1   Las pensiones. Nuestros pensionistas están reclamando unos ingresos que les permitan una vida digna, con pensiones mínimas de 1.080€. Hasta aquí el efecto directo es obvio y positivo: ¿quién no quiere que nuestros mayores tengan una vida de calidad? Pero veamos la segunda derivada: ¿cómo se van a financiar? ¿quién las va a pagar? Dejémonos de demagogia barata y no hablemos de subidas de impuestos a los ricos -que nunca permitirán obtener los suficientes ingresos- y vayamos a la realidad: las únicas formas de hacerlas frente son: más impuestos a los que realmente los pagan, es decir, la clase media; incremento de la Deuda Pública, lo que supone “trasladar” el pago de las actuales pensiones al futuro, es decir, que las paguen sus “hijos y nietos”, o incremento del Déficit Público, que es más de lo mismo, gastando hoy para que los jóvenes tengan que pagar mañana.
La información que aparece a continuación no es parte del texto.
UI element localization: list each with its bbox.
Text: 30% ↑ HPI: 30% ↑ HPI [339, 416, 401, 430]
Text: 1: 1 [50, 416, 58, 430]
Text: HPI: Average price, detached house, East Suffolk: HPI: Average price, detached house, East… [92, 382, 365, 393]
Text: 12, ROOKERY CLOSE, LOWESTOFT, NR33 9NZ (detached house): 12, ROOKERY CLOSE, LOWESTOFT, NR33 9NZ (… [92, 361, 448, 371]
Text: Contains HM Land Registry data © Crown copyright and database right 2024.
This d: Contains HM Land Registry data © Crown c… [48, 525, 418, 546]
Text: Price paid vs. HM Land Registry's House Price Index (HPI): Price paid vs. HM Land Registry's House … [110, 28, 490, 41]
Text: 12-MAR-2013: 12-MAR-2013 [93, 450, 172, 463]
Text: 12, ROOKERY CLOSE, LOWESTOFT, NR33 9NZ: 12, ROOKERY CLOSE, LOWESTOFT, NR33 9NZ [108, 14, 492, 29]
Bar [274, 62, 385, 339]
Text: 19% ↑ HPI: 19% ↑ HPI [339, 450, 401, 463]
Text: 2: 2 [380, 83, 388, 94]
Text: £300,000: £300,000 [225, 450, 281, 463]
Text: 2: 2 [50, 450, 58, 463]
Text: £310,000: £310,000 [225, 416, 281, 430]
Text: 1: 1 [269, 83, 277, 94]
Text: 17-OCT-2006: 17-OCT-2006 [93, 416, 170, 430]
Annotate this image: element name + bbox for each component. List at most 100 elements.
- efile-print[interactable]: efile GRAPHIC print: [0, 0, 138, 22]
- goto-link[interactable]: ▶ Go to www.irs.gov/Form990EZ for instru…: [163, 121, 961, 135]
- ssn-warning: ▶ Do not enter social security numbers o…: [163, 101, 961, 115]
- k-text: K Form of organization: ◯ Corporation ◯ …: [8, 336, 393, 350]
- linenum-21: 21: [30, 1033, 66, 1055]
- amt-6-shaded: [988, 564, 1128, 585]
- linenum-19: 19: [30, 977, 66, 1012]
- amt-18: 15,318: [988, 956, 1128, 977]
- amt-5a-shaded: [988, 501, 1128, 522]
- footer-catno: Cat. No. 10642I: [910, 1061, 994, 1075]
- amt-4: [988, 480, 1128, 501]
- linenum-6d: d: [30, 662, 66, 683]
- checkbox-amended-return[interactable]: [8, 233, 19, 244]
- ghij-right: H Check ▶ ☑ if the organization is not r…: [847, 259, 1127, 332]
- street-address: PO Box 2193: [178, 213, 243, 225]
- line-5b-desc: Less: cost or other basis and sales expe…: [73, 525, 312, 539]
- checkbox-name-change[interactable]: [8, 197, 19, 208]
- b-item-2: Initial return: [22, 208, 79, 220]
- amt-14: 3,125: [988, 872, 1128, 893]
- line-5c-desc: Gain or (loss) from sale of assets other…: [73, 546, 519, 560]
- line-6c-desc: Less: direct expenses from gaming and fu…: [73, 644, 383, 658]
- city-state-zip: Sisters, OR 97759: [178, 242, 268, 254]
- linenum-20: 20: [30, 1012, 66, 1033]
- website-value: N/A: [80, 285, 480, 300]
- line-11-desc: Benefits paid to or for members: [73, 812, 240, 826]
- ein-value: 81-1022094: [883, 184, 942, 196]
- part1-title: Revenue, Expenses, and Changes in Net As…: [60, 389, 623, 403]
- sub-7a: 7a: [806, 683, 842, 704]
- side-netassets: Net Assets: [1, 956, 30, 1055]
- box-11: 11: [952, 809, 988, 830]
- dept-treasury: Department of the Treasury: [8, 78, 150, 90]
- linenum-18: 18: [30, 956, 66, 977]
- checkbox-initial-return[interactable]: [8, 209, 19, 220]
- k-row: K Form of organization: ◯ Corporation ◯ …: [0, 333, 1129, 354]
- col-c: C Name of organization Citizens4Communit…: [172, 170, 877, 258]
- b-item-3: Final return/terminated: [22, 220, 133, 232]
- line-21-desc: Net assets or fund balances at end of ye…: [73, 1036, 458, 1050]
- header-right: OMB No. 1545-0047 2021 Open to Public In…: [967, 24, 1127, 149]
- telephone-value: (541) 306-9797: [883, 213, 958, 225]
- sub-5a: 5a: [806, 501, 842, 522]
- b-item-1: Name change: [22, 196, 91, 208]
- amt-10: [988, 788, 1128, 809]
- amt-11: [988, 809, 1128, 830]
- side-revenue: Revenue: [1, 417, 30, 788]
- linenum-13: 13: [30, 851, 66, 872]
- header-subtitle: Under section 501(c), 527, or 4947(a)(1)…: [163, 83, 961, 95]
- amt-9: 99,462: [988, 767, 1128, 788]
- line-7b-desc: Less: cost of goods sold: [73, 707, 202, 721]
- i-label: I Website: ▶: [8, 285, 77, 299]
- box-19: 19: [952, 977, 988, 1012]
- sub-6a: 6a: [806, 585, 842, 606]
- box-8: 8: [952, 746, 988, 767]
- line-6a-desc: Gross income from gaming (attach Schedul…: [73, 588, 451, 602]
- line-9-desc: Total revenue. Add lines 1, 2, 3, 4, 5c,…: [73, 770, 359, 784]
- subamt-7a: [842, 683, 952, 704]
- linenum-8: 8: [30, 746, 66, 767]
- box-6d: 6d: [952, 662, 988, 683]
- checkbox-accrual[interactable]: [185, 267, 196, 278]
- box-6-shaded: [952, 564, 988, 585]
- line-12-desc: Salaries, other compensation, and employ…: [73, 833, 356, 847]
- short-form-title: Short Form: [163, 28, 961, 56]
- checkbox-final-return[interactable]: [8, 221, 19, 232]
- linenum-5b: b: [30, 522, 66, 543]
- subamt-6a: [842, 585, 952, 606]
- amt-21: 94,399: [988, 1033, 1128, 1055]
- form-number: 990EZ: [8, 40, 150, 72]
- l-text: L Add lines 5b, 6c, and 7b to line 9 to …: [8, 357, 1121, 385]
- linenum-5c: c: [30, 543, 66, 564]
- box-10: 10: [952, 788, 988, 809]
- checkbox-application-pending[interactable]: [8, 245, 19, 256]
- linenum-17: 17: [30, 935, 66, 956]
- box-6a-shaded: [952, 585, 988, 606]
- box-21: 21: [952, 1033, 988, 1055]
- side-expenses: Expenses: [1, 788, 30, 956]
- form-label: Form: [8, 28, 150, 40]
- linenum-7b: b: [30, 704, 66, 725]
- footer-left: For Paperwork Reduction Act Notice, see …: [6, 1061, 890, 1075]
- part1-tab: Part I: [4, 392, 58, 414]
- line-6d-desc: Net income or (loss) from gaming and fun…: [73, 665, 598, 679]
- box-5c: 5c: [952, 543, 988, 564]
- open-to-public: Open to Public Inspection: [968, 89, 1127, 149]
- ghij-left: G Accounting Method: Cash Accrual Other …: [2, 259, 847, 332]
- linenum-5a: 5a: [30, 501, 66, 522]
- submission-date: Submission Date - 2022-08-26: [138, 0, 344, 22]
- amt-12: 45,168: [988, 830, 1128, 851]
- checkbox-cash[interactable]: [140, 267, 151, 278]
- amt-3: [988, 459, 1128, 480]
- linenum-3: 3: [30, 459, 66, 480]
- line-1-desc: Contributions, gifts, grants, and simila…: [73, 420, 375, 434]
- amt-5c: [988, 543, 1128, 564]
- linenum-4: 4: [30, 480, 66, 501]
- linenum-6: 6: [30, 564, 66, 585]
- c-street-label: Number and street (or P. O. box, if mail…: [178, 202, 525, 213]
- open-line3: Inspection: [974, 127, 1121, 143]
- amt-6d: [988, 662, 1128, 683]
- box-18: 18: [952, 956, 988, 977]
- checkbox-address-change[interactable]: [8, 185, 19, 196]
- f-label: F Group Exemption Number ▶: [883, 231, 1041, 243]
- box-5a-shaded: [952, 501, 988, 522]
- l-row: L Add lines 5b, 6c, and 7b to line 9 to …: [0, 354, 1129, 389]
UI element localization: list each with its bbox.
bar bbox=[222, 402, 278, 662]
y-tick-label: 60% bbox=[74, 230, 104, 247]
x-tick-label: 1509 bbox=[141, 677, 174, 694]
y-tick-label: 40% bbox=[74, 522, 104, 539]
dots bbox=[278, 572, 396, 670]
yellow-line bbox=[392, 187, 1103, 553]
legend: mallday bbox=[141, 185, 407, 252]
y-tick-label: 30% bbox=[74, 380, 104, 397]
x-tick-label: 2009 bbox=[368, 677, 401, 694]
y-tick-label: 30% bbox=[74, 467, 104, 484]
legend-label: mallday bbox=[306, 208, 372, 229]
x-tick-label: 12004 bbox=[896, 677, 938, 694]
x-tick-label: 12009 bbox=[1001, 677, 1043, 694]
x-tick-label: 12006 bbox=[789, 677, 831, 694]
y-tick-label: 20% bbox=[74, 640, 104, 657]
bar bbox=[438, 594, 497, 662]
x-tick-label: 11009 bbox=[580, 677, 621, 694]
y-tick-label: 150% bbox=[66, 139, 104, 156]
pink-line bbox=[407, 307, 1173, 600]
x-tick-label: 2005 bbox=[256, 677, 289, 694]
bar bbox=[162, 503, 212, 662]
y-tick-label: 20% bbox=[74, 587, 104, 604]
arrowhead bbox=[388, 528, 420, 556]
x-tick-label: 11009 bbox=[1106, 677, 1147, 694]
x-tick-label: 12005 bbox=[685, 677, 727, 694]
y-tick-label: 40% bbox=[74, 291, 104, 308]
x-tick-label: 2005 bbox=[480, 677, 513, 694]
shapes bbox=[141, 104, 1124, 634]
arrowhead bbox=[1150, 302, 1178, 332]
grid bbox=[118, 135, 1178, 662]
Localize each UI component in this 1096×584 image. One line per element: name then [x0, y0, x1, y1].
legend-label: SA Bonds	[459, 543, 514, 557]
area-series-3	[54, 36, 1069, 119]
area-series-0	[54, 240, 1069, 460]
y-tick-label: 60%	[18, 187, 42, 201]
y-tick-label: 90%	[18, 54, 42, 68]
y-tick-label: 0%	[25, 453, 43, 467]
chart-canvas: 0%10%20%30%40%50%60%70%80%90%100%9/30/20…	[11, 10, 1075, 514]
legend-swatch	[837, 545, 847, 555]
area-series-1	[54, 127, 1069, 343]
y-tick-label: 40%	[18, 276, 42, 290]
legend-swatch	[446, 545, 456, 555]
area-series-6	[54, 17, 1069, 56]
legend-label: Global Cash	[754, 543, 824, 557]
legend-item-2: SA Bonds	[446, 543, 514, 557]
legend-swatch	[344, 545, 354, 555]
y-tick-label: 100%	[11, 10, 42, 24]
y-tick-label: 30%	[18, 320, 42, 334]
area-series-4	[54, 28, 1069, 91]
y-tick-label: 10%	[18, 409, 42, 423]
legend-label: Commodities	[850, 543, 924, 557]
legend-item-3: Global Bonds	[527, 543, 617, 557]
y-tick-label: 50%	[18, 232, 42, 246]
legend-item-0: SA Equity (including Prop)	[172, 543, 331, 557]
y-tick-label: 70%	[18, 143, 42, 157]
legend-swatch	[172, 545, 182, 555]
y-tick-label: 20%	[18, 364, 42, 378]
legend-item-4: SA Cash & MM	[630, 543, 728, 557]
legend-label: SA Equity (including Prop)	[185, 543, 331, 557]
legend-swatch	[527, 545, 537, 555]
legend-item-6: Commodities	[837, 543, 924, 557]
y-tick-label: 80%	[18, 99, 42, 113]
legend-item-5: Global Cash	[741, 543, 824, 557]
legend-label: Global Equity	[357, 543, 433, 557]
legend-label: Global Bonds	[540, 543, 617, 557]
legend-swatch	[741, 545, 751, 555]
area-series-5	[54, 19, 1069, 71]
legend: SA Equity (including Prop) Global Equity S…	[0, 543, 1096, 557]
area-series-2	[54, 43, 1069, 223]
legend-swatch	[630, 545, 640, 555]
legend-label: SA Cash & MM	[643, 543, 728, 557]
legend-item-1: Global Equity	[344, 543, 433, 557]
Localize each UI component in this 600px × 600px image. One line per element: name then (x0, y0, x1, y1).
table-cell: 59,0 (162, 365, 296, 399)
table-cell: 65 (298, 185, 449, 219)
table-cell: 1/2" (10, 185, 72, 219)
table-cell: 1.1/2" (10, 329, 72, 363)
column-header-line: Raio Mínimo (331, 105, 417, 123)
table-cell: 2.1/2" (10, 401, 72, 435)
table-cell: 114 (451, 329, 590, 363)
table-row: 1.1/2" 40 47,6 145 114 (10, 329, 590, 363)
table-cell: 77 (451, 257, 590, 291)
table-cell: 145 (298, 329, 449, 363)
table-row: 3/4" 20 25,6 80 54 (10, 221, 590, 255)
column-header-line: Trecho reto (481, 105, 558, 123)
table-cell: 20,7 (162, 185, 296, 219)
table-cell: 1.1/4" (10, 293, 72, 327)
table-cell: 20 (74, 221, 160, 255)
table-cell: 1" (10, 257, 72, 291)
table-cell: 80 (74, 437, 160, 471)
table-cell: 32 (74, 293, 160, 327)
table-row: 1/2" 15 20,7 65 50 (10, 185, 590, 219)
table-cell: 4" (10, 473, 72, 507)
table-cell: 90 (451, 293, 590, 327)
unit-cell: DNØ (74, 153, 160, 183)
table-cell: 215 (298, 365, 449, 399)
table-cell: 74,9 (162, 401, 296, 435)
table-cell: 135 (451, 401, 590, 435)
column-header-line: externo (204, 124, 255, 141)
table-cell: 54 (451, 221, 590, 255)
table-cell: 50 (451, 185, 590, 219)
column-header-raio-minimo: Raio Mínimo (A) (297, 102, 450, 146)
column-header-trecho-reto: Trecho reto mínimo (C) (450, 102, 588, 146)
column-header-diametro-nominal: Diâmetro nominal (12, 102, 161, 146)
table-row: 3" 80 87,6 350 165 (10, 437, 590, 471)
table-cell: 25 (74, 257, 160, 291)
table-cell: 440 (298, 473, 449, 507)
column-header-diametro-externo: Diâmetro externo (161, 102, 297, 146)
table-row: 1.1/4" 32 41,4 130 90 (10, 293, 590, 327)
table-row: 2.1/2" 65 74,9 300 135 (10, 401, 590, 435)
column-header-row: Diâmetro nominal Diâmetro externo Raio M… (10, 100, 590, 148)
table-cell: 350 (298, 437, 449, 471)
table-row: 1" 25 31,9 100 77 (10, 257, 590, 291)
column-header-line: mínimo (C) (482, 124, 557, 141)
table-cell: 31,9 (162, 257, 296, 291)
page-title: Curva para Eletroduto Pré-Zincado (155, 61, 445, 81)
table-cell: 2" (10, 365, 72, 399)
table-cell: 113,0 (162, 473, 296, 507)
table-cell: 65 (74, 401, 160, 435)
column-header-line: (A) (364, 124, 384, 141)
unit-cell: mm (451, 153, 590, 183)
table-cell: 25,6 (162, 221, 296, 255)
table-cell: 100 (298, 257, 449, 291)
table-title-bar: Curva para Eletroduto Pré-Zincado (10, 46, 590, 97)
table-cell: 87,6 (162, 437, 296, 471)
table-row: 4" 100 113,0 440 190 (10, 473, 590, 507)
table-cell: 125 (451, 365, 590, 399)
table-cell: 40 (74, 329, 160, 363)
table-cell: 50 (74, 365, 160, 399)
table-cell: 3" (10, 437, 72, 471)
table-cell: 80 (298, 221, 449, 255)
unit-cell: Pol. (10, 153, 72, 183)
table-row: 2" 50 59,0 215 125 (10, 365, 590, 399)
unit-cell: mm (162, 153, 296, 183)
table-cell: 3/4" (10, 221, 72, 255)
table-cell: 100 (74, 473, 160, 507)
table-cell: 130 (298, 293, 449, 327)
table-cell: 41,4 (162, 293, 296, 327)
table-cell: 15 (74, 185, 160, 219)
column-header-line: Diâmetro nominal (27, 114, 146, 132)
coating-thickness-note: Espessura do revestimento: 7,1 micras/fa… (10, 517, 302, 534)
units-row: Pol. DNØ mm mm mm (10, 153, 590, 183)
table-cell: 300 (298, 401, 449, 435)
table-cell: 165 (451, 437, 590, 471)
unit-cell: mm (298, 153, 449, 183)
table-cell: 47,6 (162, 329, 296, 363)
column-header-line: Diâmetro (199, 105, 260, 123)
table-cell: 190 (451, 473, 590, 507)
Conclusión: primera derivada positiva; segunda negativa.
2   Proteger a los manteros. Proteger a las personas que están en situación socioeconómica difícil es no solo positivo sino obligatorio. Entre ellos se encuentran los manteros. Por lo tanto, puede parecer que las políticas de ayuntamientos como Madrid o Barcelona “mirando hacia otro lado” con los manteros son una opción socialmente aceptable. Pero veamos la segunda derivada: sus ventas reducen las de los comerciantes legales, aquellos que pagan sus impuestos. En consecuencia, lo que ellos ingresan lo dejan de ganar las marcas a las que falsifican y las tiendas que venden los productos autorizados, lo que provoca una caída de ingresos, de impuestos y de puestos de trabajo legales. A ello hay que añadir algo que a nuestros buenistas de izquierdas parece escapárseles: lo que venden los manteros son productos fabricados en ¿China, Bangladesh, la India…? ¿no hay explotación infantil en las fábricas de las copias? ¿no se degrada el medio ambiente fabricando camisetas falsas del Madrid o el Barcelona, o bolsos de Loewe…? ¿Por qué los productos oficiales tienen que reunir unos cánones de calidad y responsabilidad social y los que venden los manteros no?
El cierre del centro de Madrid al tráfico. Soy un defensor de que el centro de las ciudades sea peatonal. Hace ya muchos años que renuncié a moverme por el centro de Madrid en coche, porque considero que hay un transporte público excelente y soy un gran andarín. Por ello me parece que la primera derivada de la propuesta hecha por la alcadesa Carmena es positiva. Pero hay una segunda derivada a tener en cuenta: ¿quién posee los coches más antiguos, los que no van a poder acceder al Centro? Aquellos que no pueden comprarse uno nuevo, que deben mantener su coche años y años porque no pueden pagar uno “ecológico”: básicamente los jóvenes y los pobres. Así, y ahora viene la segunda derivada, el Centro de Madrid quedará para que puedan circular libremente aquellos que pueden pagárselo: Ecopijos, que se moverán y los aparcarán con plena libertad sus BMWs o Mercedes ecológicos de “tan solo” 160.200€ (BMW i8 Roadster). Preciosa política de izquierdas.

Y es que, señores y señoras “buenistas”, las acciones, al igual que las funciones, suelen tener una segunda e incluso tercera derivada. Tenerlas en cuenta es esencial.